William Keen, témoin de la capture de St. John's

Extrait des fichiers de The Gazette 21 août 1997.

On sait peu de choses de la vie de William Keen avant son arrivée à Terre-Neuve en 1704. On croit qu'il était originaire de Boston (Massachussets), et qu'il était probablement né dans les années 1680. Venu à St. John's comme agent pour des marchands de la Nouvelle-Angleterre, il a établi en une dizaine d'années son propre empire commercial pour rapidement devenir l'un des plus importants fournisseurs à Terre-Neuve. Il exportait du poisson et d'autres produits locaux vers les marchés d'Amérique du Nord et d'Europe en échange des biens manufacturés nécessaires aux Terre-Neuviens. Il était un ardent promoteur de la colonisation par les Anglais du nord-est de Terre-Neuve, une région qui était ordinairement laissée aux Français.

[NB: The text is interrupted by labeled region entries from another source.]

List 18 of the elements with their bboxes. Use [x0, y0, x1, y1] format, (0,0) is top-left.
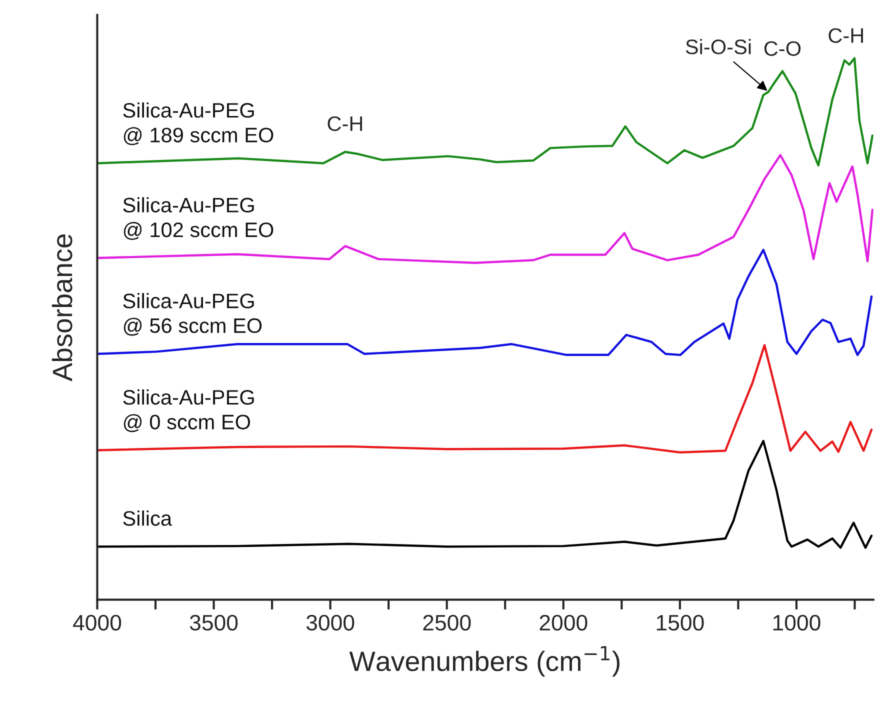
annotation: C-H: [328, 116, 362, 132]
series-label: Silica-Au-PEG @ 189 sccm EO: [123, 102, 274, 146]
annotation: C-O: [764, 41, 801, 56]
series-label: Silica-Au-PEG @ 102 sccm EO: [123, 197, 274, 240]
x-tick-label: 3500: [190, 614, 238, 631]
series-label: Silica-Au-PEG @ 0 sccm EO: [123, 389, 254, 432]
y-axis-title: Absorbance: [52, 234, 72, 382]
x-tick-label: 1500: [656, 614, 704, 631]
x-tick-label: 2000: [540, 614, 588, 631]
x-tick-label: 2500: [423, 614, 471, 631]
series-label: Silica: [123, 510, 172, 526]
x-tick-label: 3000: [306, 614, 354, 631]
annotation: Si-O-Si: [686, 39, 751, 54]
annotation: C-H: [828, 28, 863, 43]
series-label: Silica-Au-PEG @ 56 sccm EO: [123, 293, 262, 336]
x-axis-title: Wavenumbers (cm$^{−1}$): [349, 646, 620, 677]
x-tick-label: 1000: [773, 614, 820, 631]
x-tick-label: 4000: [73, 614, 122, 631]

Exemple d'un rapport de William Keen, 1709
Exemple d'un rapport de William Keen, 1709
Avec la permission des archives et collections spéciales (MF - 059), bibliothèque Queen Elizabeth II, Memorial University of Newfoundland, St. John's (T.-N.-L.).

Keen habitait à St. John's durant l'automne 1708, lorsque les forces françaises sous le commandement de Saint-Ovide de Brouillan ont capturé St. John's, incendiant le fort et une large part de la ville. Il a été l'un des nombreux habitants de St. John's conduits en mars 1709 à la garnison française de Plaisance; où il a été emprisonné jusqu'en juin. Éventuellement, Keen a rédigé un rapport sur son incarcération.

Promoteur de la justice

Keen aura été un important promoteur de l'établissement d'un système judiciaire officiel et efficace à Terre-Neuve. Durant les quelques années précédant l'arrivée de Keen à Terre-Neuve, des amiraux de la pêche, avec l'autorisation du gouvernement britannique, dispensaient une forme rudimentaire de « justice », favorisant souvent le « criminel » qui pouvait fournir le plus gros pot-de-vin. Leur autorité ne s'exerçait que durant la saison de pêche, quand ils étaient à Terre-Neuve. Le reste de l'année, soit entre octobre et mai, l'anarchie régnait.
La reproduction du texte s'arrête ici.